Which China do we mean – the SOEs or private enterprise? We hear of the “property bubble” in China. But according to China Realty Research, the compound annual growth rate (CAGR) in home prices in the 40 monitored cities monitored since late 2006 is 7.6 percent per annum. The CAGR for Shanghai and Beijing over the same period was 14 percent. Growth in Beijing and Shanghai has been so explosive it has coloured our view about the rest of China. So which China do we see – Beijing and Shanghai or other cities?

In viewing the Australia-China dynamic we should also reflect on last year’s Asialink report by Professor Tony Milner which encouraged us to consider that, in order to get our relationships with China and the rest of North Asia right, we must first get our relationships with ASEAN right. One of Australia’s biggest challenges – and also our biggest opportunity – over the next decade is to get our engagement settings right.
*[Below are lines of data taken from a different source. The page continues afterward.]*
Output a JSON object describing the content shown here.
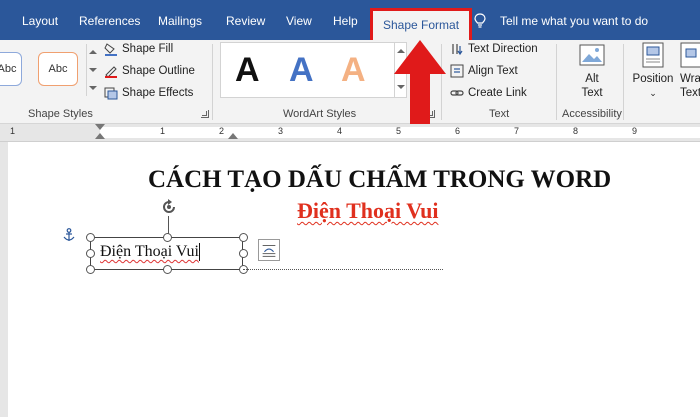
{
  "tabs": [
    "Layout",
    "References",
    "Mailings",
    "Review",
    "View",
    "Help"
  ],
  "active_tab": "Shape Format",
  "tell_me": "Tell me what you want to do",
  "ribbon": {
    "shape_styles": {
      "presets": [
        "Abc",
        "Abc"
      ],
      "fill": "Shape Fill",
      "outline": "Shape Outline",
      "effects": "Shape Effects",
      "label": "Shape Styles"
    },
    "wordart": {
      "letters": [
        "A",
        "A",
        "A"
      ],
      "colors": [
        "#111111",
        "#4472c4",
        "#f4b183"
      ],
      "label": "WordArt Styles"
    },
    "text": {
      "direction": "Text Direction",
      "align": "Align Text",
      "link": "Create Link",
      "label": "Text"
    },
    "accessibility": {
      "alt_text_line1": "Alt",
      "alt_text_line2": "Text",
      "label": "Accessibility"
    },
    "arrange": {
      "position": "Position",
      "wrap_line1": "Wra",
      "wrap_line2": "Text"
    }
  },
  "ruler": {
    "numbers": [
      "1",
      "1",
      "2",
      "3",
      "4",
      "5",
      "6",
      "7",
      "8",
      "9"
    ]
  },
  "document": {
    "title": "CÁCH TẠO DẤU CHẤM TRONG WORD",
    "subtitle": "Điện Thoại Vui",
    "textbox_text": "Điện Thoại Vui"
  },
  "colors": {
    "ribbon_blue": "#2b579a",
    "highlight_red": "#e01a1a",
    "subtitle_red": "#e0301e"
  },
  "icons": [
    "lightbulb-icon",
    "shape-fill-icon",
    "shape-outline-icon",
    "shape-effects-icon",
    "text-direction-icon",
    "align-text-icon",
    "create-link-icon",
    "alt-text-icon",
    "position-icon",
    "wrap-text-icon",
    "rotate-handle-icon",
    "anchor-icon",
    "layout-options-icon",
    "red-arrow"
  ]
}
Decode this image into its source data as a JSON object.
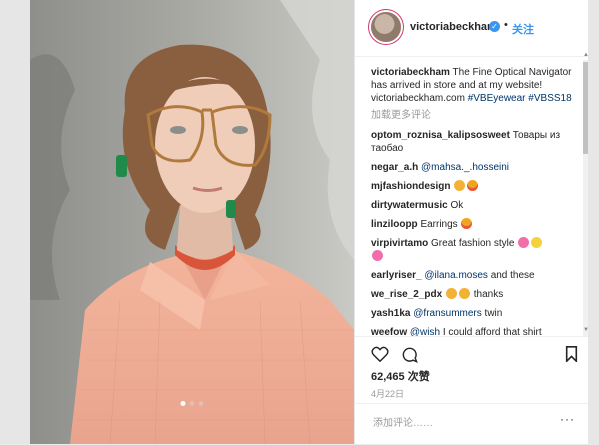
{
  "header": {
    "username": "victoriabeckham",
    "separator": "•",
    "follow_label": "关注"
  },
  "caption": {
    "username": "victoriabeckham",
    "text": "The Fine Optical Navigator has arrived in store and at my website! victoriabeckham.com",
    "hashtags": "#VBEyewear #VBSS18"
  },
  "load_more": "加载更多评论",
  "comments": [
    {
      "user": "optom_roznisa_kalipsosweet",
      "text": "Товары из таобао"
    },
    {
      "user": "negar_a.h",
      "mention": "@mahsa._.hosseini",
      "text": ""
    },
    {
      "user": "mjfashiondesign",
      "text": "",
      "emoji": [
        "face",
        "face2"
      ]
    },
    {
      "user": "dirtywatermusic",
      "text": "Ok"
    },
    {
      "user": "linziloopp",
      "text": "Earrings",
      "emoji": [
        "face2"
      ]
    },
    {
      "user": "virpivirtamo",
      "text": "Great fashion style",
      "emoji": [
        "flower",
        "sun",
        "flower"
      ]
    },
    {
      "user": "earlyriser_",
      "mention": "@ilana.moses",
      "text": "and these"
    },
    {
      "user": "we_rise_2_pdx",
      "text": "thanks",
      "emoji": [
        "face",
        "face"
      ]
    },
    {
      "user": "yash1ka",
      "mention": "@fransummers",
      "text": "twin"
    },
    {
      "user": "weefow",
      "mention": "@wish",
      "text": "I could afford that shirt"
    }
  ],
  "likes": "62,465 次赞",
  "date": "4月22日",
  "add_comment_placeholder": "添加评论……",
  "more_label": "···",
  "colors": {
    "accent": "#3897f0",
    "hashtag": "#003569",
    "muted": "#999999"
  }
}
Australia can send mixed messages to the Chinese, like the flip-flopping on foreign ownership on residential real estate. Australia’s often xenophobic responses, and the media’s treatment of this issue, can be unhelpful and often ill-informed. Despite strong growth, China still represents less than 3 percent of total Australian stock of investment, and less than 2.6 percent of Chinese investment in 2012 went into agriculture and land.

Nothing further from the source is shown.